Being a brown field deployment, the benefits of Software defined Power and new augmented DC rectifiers can only be availed by new Whitespace deployment.
This is comparison of a typical data center that is not using Software Defined Power capabilities today and uses 50% of the capacity on each side of the power system during normal operations. Then in the event of a transfer from 2N to 1N operation all of the power is transferred to the remaining side of the power system.
With Software Defined Power some data centers are able to use 100% of the capacity of both sides of the power system during normal operations. ICE hardware and software is used as described in the previous slides to manage the redundant power in the event of a transfer from 2N to 1N operation. The redundant power that is above and beyond the 1N capacity limit is managed by peak shaving initially and then a series of load shedding protocols are executed by the ICE software until the system is stable in 1N mode at the full capacity of the remaining power feed. The load shedding protocols are defined by predetermined policies and operational variables in place at the time of the event.

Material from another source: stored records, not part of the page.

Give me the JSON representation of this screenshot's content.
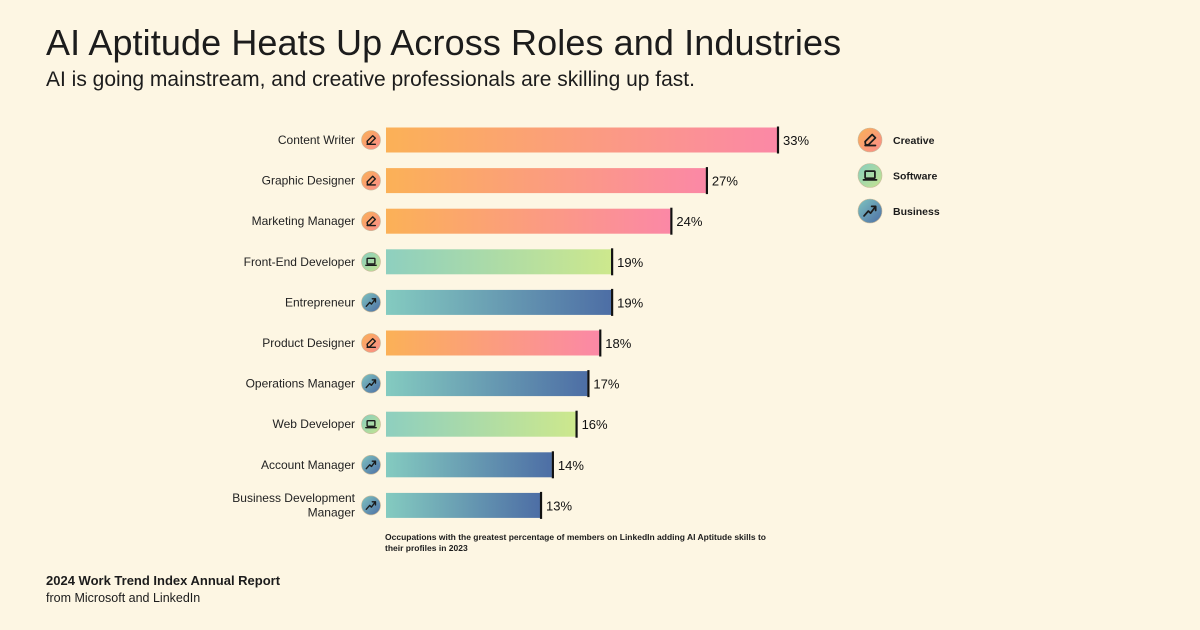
{
  "header": {
    "title": "AI Aptitude Heats Up Across Roles and Industries",
    "subtitle": "AI is going mainstream, and creative professionals are skilling up fast."
  },
  "chart_data": {
    "type": "bar",
    "orientation": "horizontal",
    "value_unit": "%",
    "xlim": [
      0,
      33
    ],
    "categories": [
      {
        "label": [
          "Content Writer"
        ],
        "value": 33,
        "group": "Creative"
      },
      {
        "label": [
          "Graphic Designer"
        ],
        "value": 27,
        "group": "Creative"
      },
      {
        "label": [
          "Marketing Manager"
        ],
        "value": 24,
        "group": "Creative"
      },
      {
        "label": [
          "Front-End Developer"
        ],
        "value": 19,
        "group": "Software"
      },
      {
        "label": [
          "Entrepreneur"
        ],
        "value": 19,
        "group": "Business"
      },
      {
        "label": [
          "Product Designer"
        ],
        "value": 18,
        "group": "Creative"
      },
      {
        "label": [
          "Operations Manager"
        ],
        "value": 17,
        "group": "Business"
      },
      {
        "label": [
          "Web Developer"
        ],
        "value": 16,
        "group": "Software"
      },
      {
        "label": [
          "Account Manager"
        ],
        "value": 14,
        "group": "Business"
      },
      {
        "label": [
          "Business Development",
          "Manager"
        ],
        "value": 13,
        "group": "Business"
      }
    ],
    "legend": [
      {
        "name": "Creative",
        "icon": "pencil-icon",
        "color_start": "#fbb157",
        "color_end": "#fb88a6"
      },
      {
        "name": "Software",
        "icon": "laptop-icon",
        "color_start": "#8ecfbf",
        "color_end": "#cde88d"
      },
      {
        "name": "Business",
        "icon": "trend-up-icon",
        "color_start": "#84cbc0",
        "color_end": "#4d6ea5"
      }
    ],
    "legend_position": "top-right",
    "footnote": "Occupations with the greatest percentage of members on LinkedIn adding AI Aptitude skills to their profiles in 2023"
  },
  "footer": {
    "report": "2024 Work Trend Index Annual Report",
    "source": "from Microsoft and LinkedIn"
  }
}
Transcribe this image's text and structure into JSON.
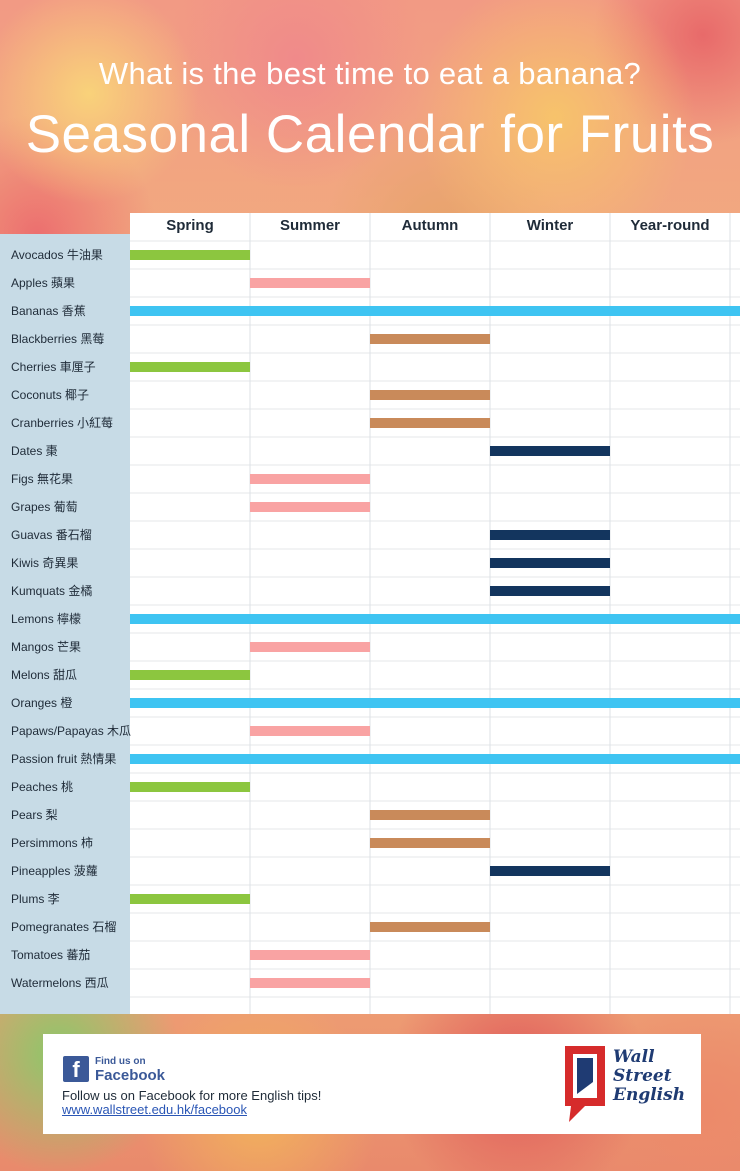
{
  "header": {
    "subtitle": "What is the best time to eat a banana?",
    "title": "Seasonal Calendar for Fruits"
  },
  "colors": {
    "Spring": "#8cc63f",
    "Summer": "#f9a3a3",
    "Autumn": "#c98a5a",
    "Winter": "#13355e",
    "Year-round": "#3ec4f2",
    "label_panel": "#c7dbe6"
  },
  "chart_data": {
    "type": "table",
    "columns": [
      "Spring",
      "Summer",
      "Autumn",
      "Winter",
      "Year-round"
    ],
    "rows": [
      {
        "label": "Avocados 牛油果",
        "season": "Spring"
      },
      {
        "label": "Apples 蘋果",
        "season": "Summer"
      },
      {
        "label": "Bananas 香蕉",
        "season": "Year-round"
      },
      {
        "label": "Blackberries 黑莓",
        "season": "Autumn"
      },
      {
        "label": "Cherries 車厘子",
        "season": "Spring"
      },
      {
        "label": "Coconuts 椰子",
        "season": "Autumn"
      },
      {
        "label": "Cranberries 小紅莓",
        "season": "Autumn"
      },
      {
        "label": "Dates 棗",
        "season": "Winter"
      },
      {
        "label": "Figs 無花果",
        "season": "Summer"
      },
      {
        "label": "Grapes 葡萄",
        "season": "Summer"
      },
      {
        "label": "Guavas 番石榴",
        "season": "Winter"
      },
      {
        "label": "Kiwis 奇異果",
        "season": "Winter"
      },
      {
        "label": "Kumquats 金橘",
        "season": "Winter"
      },
      {
        "label": "Lemons 檸檬",
        "season": "Year-round"
      },
      {
        "label": "Mangos 芒果",
        "season": "Summer"
      },
      {
        "label": "Melons 甜瓜",
        "season": "Spring"
      },
      {
        "label": "Oranges 橙",
        "season": "Year-round"
      },
      {
        "label": "Papaws/Papayas 木瓜",
        "season": "Summer"
      },
      {
        "label": "Passion fruit 熱情果",
        "season": "Year-round"
      },
      {
        "label": "Peaches 桃",
        "season": "Spring"
      },
      {
        "label": "Pears 梨",
        "season": "Autumn"
      },
      {
        "label": "Persimmons 柿",
        "season": "Autumn"
      },
      {
        "label": "Pineapples 菠蘿",
        "season": "Winter"
      },
      {
        "label": "Plums 李",
        "season": "Spring"
      },
      {
        "label": "Pomegranates 石榴",
        "season": "Autumn"
      },
      {
        "label": "Tomatoes 蕃茄",
        "season": "Summer"
      },
      {
        "label": "Watermelons 西瓜",
        "season": "Summer"
      }
    ]
  },
  "footer": {
    "find_us": "Find us on",
    "facebook": "Facebook",
    "fb_icon": "f",
    "follow_text": "Follow us on Facebook for more English tips!",
    "link": "www.wallstreet.edu.hk/facebook",
    "logo_text": [
      "Wall",
      "Street",
      "English"
    ]
  }
}
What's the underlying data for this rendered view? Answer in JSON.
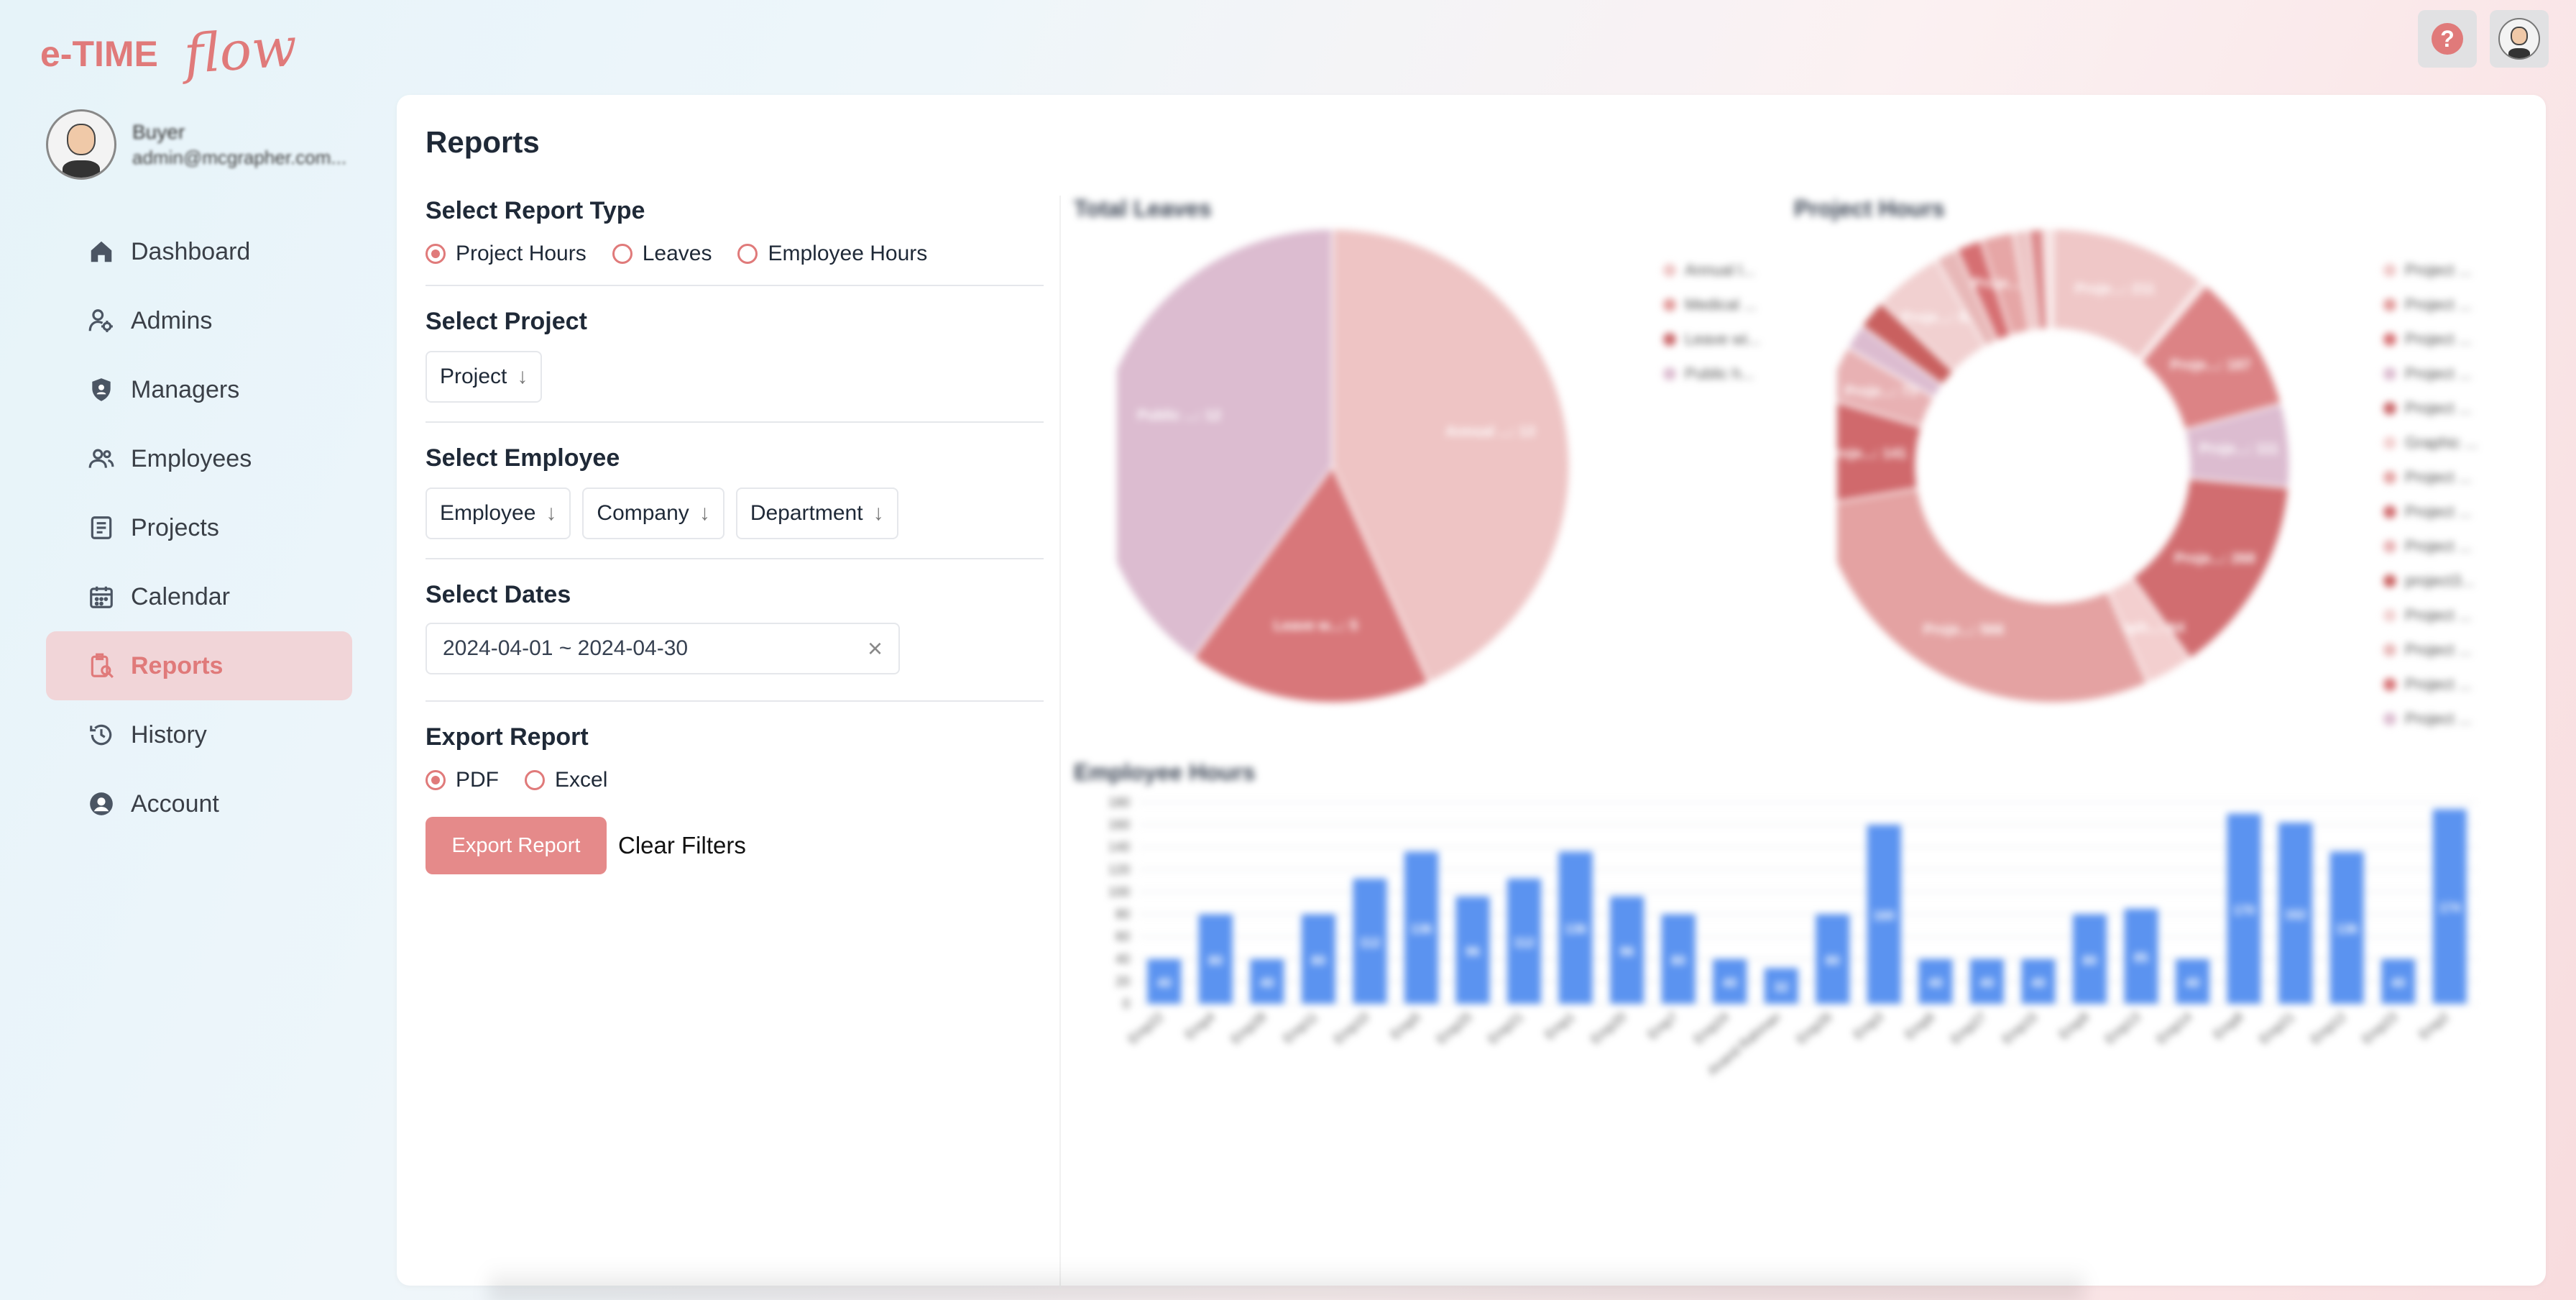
{
  "app": {
    "logo_text_main": "e-TIME",
    "logo_text_script": "flow"
  },
  "topbar": {
    "help_label": "?",
    "help_icon": "question-icon",
    "avatar_icon": "avatar-icon"
  },
  "profile": {
    "name": "Buyer",
    "email": "admin@mcgrapher.com..."
  },
  "sidebar": {
    "items": [
      {
        "label": "Dashboard",
        "icon": "home-icon",
        "active": false
      },
      {
        "label": "Admins",
        "icon": "admin-user-icon",
        "active": false
      },
      {
        "label": "Managers",
        "icon": "shield-icon",
        "active": false
      },
      {
        "label": "Employees",
        "icon": "users-icon",
        "active": false
      },
      {
        "label": "Projects",
        "icon": "document-icon",
        "active": false
      },
      {
        "label": "Calendar",
        "icon": "calendar-icon",
        "active": false
      },
      {
        "label": "Reports",
        "icon": "report-icon",
        "active": true
      },
      {
        "label": "History",
        "icon": "history-icon",
        "active": false
      },
      {
        "label": "Account",
        "icon": "account-circle-icon",
        "active": false
      }
    ]
  },
  "main": {
    "title": "Reports",
    "report_type": {
      "title": "Select Report Type",
      "options": [
        "Project Hours",
        "Leaves",
        "Employee Hours"
      ],
      "selected": "Project Hours"
    },
    "project": {
      "title": "Select Project",
      "select_label": "Project"
    },
    "employee": {
      "title": "Select Employee",
      "selects": [
        "Employee",
        "Company",
        "Department"
      ]
    },
    "dates": {
      "title": "Select Dates",
      "value": "2024-04-01 ~ 2024-04-30"
    },
    "export": {
      "title": "Export Report",
      "options": [
        "PDF",
        "Excel"
      ],
      "selected": "PDF",
      "export_button": "Export Report",
      "clear_button": "Clear Filters"
    }
  },
  "colors": {
    "accent": "#e07a7a",
    "accent_light": "#f1d5d8",
    "bar": "#5b93f0"
  },
  "chart_data": [
    {
      "type": "pie",
      "title": "Total Leaves",
      "slices": [
        {
          "label": "Annual ...: 13",
          "value": 13,
          "color": "#eec4c4"
        },
        {
          "label": "Leave w...: 5",
          "value": 5,
          "color": "#d8777a"
        },
        {
          "label": "Public ...: 12",
          "value": 12,
          "color": "#dcbcd0"
        }
      ],
      "legend": [
        "Annual l...",
        "Medical ...",
        "Leave wi...",
        "Public h..."
      ],
      "legend_colors": [
        "#eec4c4",
        "#e29a9a",
        "#c96467",
        "#dcbcd0"
      ],
      "legend_position": "right"
    },
    {
      "type": "pie",
      "title": "Project Hours",
      "donut": true,
      "slices": [
        {
          "label": "Proje...: 211",
          "value": 211,
          "color": "#efc7c7"
        },
        {
          "label": "",
          "value": 8,
          "color": "#f5dada"
        },
        {
          "label": "Proje...: 187",
          "value": 187,
          "color": "#dc8385"
        },
        {
          "label": "Proje...: 111",
          "value": 111,
          "color": "#dcbcd0"
        },
        {
          "label": "Proje...: 268",
          "value": 268,
          "color": "#d16d70"
        },
        {
          "label": "Graph...: 64",
          "value": 64,
          "color": "#f3cfcf"
        },
        {
          "label": "Proje...: 566",
          "value": 566,
          "color": "#e4a2a2"
        },
        {
          "label": "Proje...: 141",
          "value": 141,
          "color": "#d0696c"
        },
        {
          "label": "Proje...: 73",
          "value": 73,
          "color": "#e8b1b3"
        },
        {
          "label": "",
          "value": 34,
          "color": "#dcbcd0"
        },
        {
          "label": "",
          "value": 40,
          "color": "#c9605f"
        },
        {
          "label": "Proje...: 92",
          "value": 92,
          "color": "#f1d0d0"
        },
        {
          "label": "",
          "value": 30,
          "color": "#e8b8b8"
        },
        {
          "label": "",
          "value": 34,
          "color": "#d66f72"
        },
        {
          "label": "Proje...: 44",
          "value": 44,
          "color": "#e6a6a6"
        },
        {
          "label": "",
          "value": 20,
          "color": "#ecc3c3"
        },
        {
          "label": "",
          "value": 20,
          "color": "#dc8a8c"
        },
        {
          "label": "",
          "value": 12,
          "color": "#f6e0e0"
        }
      ],
      "legend": [
        "Project ...",
        "Project ...",
        "Project ...",
        "Project ...",
        "Project ...",
        "Graphic ...",
        "Project ...",
        "Project ...",
        "Project ...",
        "project3...",
        "Project ...",
        "Project ...",
        "Project ...",
        "Project ..."
      ],
      "legend_colors": [
        "#efc7c7",
        "#e29a9a",
        "#d66f72",
        "#dcbcd0",
        "#c96467",
        "#f3cfcf",
        "#e4a2a2",
        "#d0696c",
        "#e8b1b3",
        "#c9605f",
        "#f1d0d0",
        "#e8b8b8",
        "#d66f72",
        "#dcbcd0"
      ],
      "legend_position": "right"
    },
    {
      "type": "bar",
      "title": "Employee Hours",
      "categories": [
        "Emp22",
        "Emp4",
        "Emp28",
        "Emp11",
        "Emp10",
        "Emp5",
        "Emp25",
        "Emp21",
        "Emp1",
        "Emp20",
        "Emp7",
        "Emp24",
        "Anand Rahman",
        "Emp26",
        "Emp3",
        "Emp6",
        "Emp27",
        "Emp15",
        "Emp9",
        "Emp13",
        "Emp14",
        "Emp8",
        "Emp21",
        "Emp12",
        "Emp23",
        "Emp2"
      ],
      "values": [
        40,
        80,
        40,
        80,
        112,
        136,
        96,
        112,
        136,
        96,
        80,
        40,
        32,
        80,
        160,
        40,
        40,
        40,
        80,
        85,
        40,
        170,
        162,
        136,
        40,
        174
      ],
      "ylim": [
        0,
        180
      ],
      "yticks": [
        0,
        20,
        40,
        60,
        80,
        100,
        120,
        140,
        160,
        180
      ],
      "grid": true
    }
  ]
}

This is a use case where a data center that is operating at or near its design capacity without ICE will have challenges when replacing legacy systems with new systems when the new systems need to be installed an put on-line while the legacy systems continue to run. In this example both systems will be running at the same time until the new system are proven to be reliable and the old systems can be taken off line. When both system are running the data center may not have enough capacity to run both system reliably.
With ICE this type of load migration can be managed with less disruption and with higher availability for critical system in the data center than without ICE. Redundant capacity can be used for the additional capacity head room while the migration takes place. In the event of a hiccup in the new equipment it will be treated with lower priority during the migration until ready to transfer the workloads. As the workloads transfer, the priority of the equipment changes as well. The process becomes a seamless transition where power is managed in such a manner as to maximize availability based on the criticality scoring of each load in real time.
This is an overview of Software Defined Power’s capabilities to converge IT operations with Facility operations to manage capacity in such a manner as to increase the utilization of a facility beyond what is available with management tools previously available.